More Chaos’s “LiveLeak””>
More Chaos album cover.
Over email, creative director Nick Spiders tells me Ken had a similar vision for the album’s cover art. “The main difference is that there’s actually more chaos on this one,” the 21-year-old says. “That’s why we needed this cover to be louder, crazier, bloodier.”
Spiders used the same camera to shoot both Chaos album covers, but that’s where the similarities between the images end. AGC is nearly pitch black, with Ken’s vampire grills glinting in 4KHD; by comparison, More appears almost like a painting, with a bright white background to contrast against Ken’s bloodspattered shirt.
“It just happened one day,” he shrugs after I ask about the creative process. “We shot that cover in about 5 minutes and had the final version about 5 minutes after that. The only edit was more blood.”
Perhaps nowhere is the album’s gore-galore ethos more front and center than “LiveLeak,” named after the now-shuttered video hosting service notorious for hosting incredibly graphic clips of violence and worse.
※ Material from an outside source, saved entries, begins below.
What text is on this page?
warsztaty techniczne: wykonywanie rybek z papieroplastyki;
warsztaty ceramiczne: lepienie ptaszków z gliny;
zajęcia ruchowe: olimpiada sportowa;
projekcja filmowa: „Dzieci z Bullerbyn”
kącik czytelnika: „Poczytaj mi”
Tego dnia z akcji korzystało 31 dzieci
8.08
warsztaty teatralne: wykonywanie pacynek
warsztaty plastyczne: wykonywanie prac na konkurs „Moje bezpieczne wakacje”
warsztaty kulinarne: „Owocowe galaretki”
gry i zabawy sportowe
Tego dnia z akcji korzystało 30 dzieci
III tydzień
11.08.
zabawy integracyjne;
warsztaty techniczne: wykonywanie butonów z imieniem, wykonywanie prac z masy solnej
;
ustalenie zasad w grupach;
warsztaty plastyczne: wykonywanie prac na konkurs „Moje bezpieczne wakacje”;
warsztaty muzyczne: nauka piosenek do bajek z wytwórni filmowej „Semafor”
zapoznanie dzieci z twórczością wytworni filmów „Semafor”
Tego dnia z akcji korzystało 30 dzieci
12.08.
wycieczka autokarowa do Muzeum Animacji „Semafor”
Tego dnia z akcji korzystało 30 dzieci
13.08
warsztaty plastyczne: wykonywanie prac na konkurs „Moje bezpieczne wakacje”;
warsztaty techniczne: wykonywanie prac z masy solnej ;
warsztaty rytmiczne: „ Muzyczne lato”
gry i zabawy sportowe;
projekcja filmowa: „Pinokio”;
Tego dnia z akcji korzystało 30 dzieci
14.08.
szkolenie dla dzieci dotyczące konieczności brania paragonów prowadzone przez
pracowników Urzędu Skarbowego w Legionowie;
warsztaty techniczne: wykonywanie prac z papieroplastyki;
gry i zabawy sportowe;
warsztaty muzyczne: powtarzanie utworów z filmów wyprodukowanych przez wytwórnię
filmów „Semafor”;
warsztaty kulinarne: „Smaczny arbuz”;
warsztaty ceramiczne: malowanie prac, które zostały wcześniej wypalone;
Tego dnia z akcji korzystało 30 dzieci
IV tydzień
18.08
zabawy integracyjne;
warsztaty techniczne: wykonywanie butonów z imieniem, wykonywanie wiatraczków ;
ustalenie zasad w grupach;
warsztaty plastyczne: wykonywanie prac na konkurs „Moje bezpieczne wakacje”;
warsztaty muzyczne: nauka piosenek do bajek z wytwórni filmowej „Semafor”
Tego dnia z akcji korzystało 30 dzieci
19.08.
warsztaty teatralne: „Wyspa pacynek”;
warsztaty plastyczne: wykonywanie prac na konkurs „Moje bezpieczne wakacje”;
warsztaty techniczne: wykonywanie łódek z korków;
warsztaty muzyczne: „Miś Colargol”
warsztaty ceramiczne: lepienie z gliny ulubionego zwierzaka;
It’s a two part song, with an overdriven front half produced by Canadian skai (OsamaSon‘s “Rehhab,” “New Tune”) that ricochets between your eardrums and a coda courtesy of Gab3, Kavi and Noah Mejia that surges and seethes as Ken demonstrates his spelling bee prowess. “V-A-M-P-I-R-E, I’m a vampire,” he grins, before describing a woman who loves him so much her first tattoo is a Ken Carson tramp stamp.
On one level, More Chaos almost feels anachronistic: rage-inspired artists like prettifun and OsamaSon have refocused on melodies over kick patterns, and Carti’s MUSIC was more nostalgic for the trap music of the late 2000s than the bangers of the early 2020s. But where most rage music cribs wholesale from Whole Lotta Red, Carson’s is clearly indebted to the music of Atlanta, albeit in subtler forms than a SWAMP IZZO! tag. In that sense, it seems less boilerplate and more like a mutation of the era of trap music pioneered by Future and Young Scooter. Does More Chaos hit your body real hard, right now? Then it did what it was supposed to.